Economista-chefe da Way Investimentos e professor do Ibmec, Alexandre Espírito Santo diz que a inflação pós-pandemia é complexa, o que desafia os Bancos Centrais ao redor do mundo. “Tivemos um choque de oferta, com quebra de cadeias produtivas ao redor do mundo que ainda estão se recuperando. Além disso, os bancos centrais injectaram muito dinheiro na economia global, dinheiro que ainda está em circulação. A inflação pós-pandemia tem diversas causas e vai durar muito tempo”, afirma.
Salário
Outra forma de interpretar a inflação acumulada de 708,01% seria dizer que o real perdeu 87,62% do seu valor em 30 anos. Isto, porém, não significa que a população tenha ficado mais pobre na mesma proporção. Isto porque o poder de compra é definido não apenas pelo nível de preços, mas também pelo aumento dos salários.
“A inflação depende de muitos fatores. No médio e longo prazo, a economia adapta-se às variações, incluindo a recente subida das taxas de câmbio que estamos a viver. Há a reposição de salários e a interação do preço de um insumo com o restante da cadeia produtiva”, afirma o economista Leandro Horie, do Departamento Intersindical de Estatística e Estudos Socioeconômicos (Dieese).
Na prática, a substituição do poder de compra é influenciada pelo crescimento económico. Em tempos de expansão económica e de queda do desemprego, os trabalhadores têm mais poder para negociar ajustamentos salariais. Segundo o Dieese, 77% das negociações salariais resultaram em aumento real (acima da inflação) em 2023. Até maio deste ano, o percentual subiu para 85,2%. Com reajustes acima da inflação, os preços se estabelecem em patamar superior, sem possibilidade de retorno aos patamares anteriores.
Novos instrumentos
Sobre a inflação pós-pandemia, o economista do Dieese concorda com a complexidade do problema e diz que os atuais instrumentos de política monetária, como os juros elevados, têm sido insuficientes para conter o aumento dos preços. Isto porque a inflação não surge apenas do excesso de procura, mas de choques externos à economia, como tragédias climáticas e tensões geopolíticas.
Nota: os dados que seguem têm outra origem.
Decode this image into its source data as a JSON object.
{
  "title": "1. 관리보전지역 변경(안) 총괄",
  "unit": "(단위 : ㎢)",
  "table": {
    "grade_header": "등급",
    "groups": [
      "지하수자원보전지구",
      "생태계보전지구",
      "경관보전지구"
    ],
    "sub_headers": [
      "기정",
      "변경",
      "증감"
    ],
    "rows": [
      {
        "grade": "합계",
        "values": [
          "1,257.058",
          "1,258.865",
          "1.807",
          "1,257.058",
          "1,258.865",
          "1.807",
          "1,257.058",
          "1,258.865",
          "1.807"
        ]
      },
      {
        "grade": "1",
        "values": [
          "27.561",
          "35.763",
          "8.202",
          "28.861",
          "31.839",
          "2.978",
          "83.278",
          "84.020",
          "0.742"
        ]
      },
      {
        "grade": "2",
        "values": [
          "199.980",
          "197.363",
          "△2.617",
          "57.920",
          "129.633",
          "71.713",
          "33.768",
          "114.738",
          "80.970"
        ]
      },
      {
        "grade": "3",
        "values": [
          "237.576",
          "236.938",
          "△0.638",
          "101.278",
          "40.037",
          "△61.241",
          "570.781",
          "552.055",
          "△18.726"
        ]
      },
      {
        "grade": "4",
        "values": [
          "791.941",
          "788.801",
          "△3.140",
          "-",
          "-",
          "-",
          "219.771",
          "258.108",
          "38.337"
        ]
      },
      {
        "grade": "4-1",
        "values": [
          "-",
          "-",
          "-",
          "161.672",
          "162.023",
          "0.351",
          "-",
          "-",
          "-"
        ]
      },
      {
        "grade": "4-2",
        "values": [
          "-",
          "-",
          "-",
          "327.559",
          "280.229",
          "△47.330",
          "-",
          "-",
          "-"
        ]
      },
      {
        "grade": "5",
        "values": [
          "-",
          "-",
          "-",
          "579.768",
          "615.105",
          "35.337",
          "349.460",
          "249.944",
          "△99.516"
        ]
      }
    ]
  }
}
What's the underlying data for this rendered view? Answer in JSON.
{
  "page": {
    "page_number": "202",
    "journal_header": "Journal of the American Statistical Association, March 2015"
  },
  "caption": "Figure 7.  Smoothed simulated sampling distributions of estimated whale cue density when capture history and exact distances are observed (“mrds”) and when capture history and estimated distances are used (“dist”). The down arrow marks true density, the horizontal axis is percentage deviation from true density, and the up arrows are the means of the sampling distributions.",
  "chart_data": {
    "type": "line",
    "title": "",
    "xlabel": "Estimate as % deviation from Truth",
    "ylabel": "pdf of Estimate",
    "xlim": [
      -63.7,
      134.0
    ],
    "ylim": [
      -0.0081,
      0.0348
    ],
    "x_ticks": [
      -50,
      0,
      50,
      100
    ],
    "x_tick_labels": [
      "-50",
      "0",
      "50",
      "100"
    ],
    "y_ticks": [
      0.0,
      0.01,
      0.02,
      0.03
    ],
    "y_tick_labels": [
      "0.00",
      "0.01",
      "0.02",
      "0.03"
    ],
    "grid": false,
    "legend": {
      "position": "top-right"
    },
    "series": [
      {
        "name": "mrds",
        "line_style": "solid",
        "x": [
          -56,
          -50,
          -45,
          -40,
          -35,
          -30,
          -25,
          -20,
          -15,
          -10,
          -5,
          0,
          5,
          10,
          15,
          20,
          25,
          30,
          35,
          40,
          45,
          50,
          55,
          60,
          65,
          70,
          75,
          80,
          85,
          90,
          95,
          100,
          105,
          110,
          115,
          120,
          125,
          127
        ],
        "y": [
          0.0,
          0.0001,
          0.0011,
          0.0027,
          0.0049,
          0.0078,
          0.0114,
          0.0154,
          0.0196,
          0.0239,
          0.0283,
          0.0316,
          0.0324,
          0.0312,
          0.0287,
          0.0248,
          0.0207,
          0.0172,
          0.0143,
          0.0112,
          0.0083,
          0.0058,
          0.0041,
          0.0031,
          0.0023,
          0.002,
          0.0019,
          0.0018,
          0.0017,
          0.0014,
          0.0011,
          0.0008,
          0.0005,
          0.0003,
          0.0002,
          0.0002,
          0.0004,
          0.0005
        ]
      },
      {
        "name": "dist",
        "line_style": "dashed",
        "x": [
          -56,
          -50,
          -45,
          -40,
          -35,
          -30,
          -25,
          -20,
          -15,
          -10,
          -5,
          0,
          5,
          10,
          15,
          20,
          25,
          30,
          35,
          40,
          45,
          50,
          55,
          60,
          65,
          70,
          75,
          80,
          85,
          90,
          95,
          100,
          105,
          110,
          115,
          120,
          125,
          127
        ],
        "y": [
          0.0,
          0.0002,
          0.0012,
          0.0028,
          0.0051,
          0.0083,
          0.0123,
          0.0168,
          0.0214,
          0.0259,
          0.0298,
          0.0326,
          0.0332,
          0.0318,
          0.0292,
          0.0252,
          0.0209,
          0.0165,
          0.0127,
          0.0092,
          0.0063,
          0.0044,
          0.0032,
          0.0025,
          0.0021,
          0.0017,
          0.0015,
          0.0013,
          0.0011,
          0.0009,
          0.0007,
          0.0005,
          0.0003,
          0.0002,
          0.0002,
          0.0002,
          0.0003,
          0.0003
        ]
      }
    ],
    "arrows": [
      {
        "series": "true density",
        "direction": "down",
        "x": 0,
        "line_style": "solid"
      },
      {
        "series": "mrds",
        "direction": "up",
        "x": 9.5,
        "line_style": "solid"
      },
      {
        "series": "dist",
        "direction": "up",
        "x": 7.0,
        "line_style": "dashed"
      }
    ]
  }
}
“Sob o actual regime de metas de inflação, o Banco Central age como se a inflação fosse meramente impulsionada pela procura e pelo aumento das taxas de juro para suprimir a procura interna. Mas a inflação, especialmente nos tempos actuais, tem a natureza de um choque de oferta, a que chamamos. A grande questão que precisa ser feita, em nível global, é quais outras formas os governos podem usar para manter os preços baixos, especialmente porque a inflação envolve centenas de itens”, diz Horie.
Perspectivas
Em 2024, a inflação iniciou o ano em desaceleração. O IPCA, que acumulou 4,51% nos 12 meses encerrados em janeiro, caiu para 3,69% nos 12 meses encerrados em abril. O índice, porém, acelerou para 3,93% nos 12 meses encerrados em maio, devido ao impacto das enchentes no Rio Grande do Sul e da seca na região central do país. Para os próximos meses, a previsão é de novas máximas, com alguns preços influenciados pela recente alta do dólar.
Alheios às flutuações económicas e aos debates teóricos, os consumidores sentem os efeitos da inflação nos seus bolsos. “Sabemos que grande parte da inflação é efeito colateral da pandemia, que está repercutindo em toda a cadeia, mas acho que os alimentos, os bens de consumo em geral e os serviços também aumentaram. Tudo é um pouco mais caro no geral. Todos estão aumentando o preço para tentar sobreviver e poder pagar o resto. As contas também”, afirma o produtor audiovisual Lucas de Andrade, 40 anos.
Também cliente da feira do Largo do Machado, Lucas diz que notou uma diferença notável nos preços ao voltar do Canadá, onde morou entre 2019 e 2021. “Estava fora do país, voltei e achei os preços um tanto absurdos, comparando à nossa realidade de poder de compra no país, enfim, toda a desigualdade que vivemos”, afirma.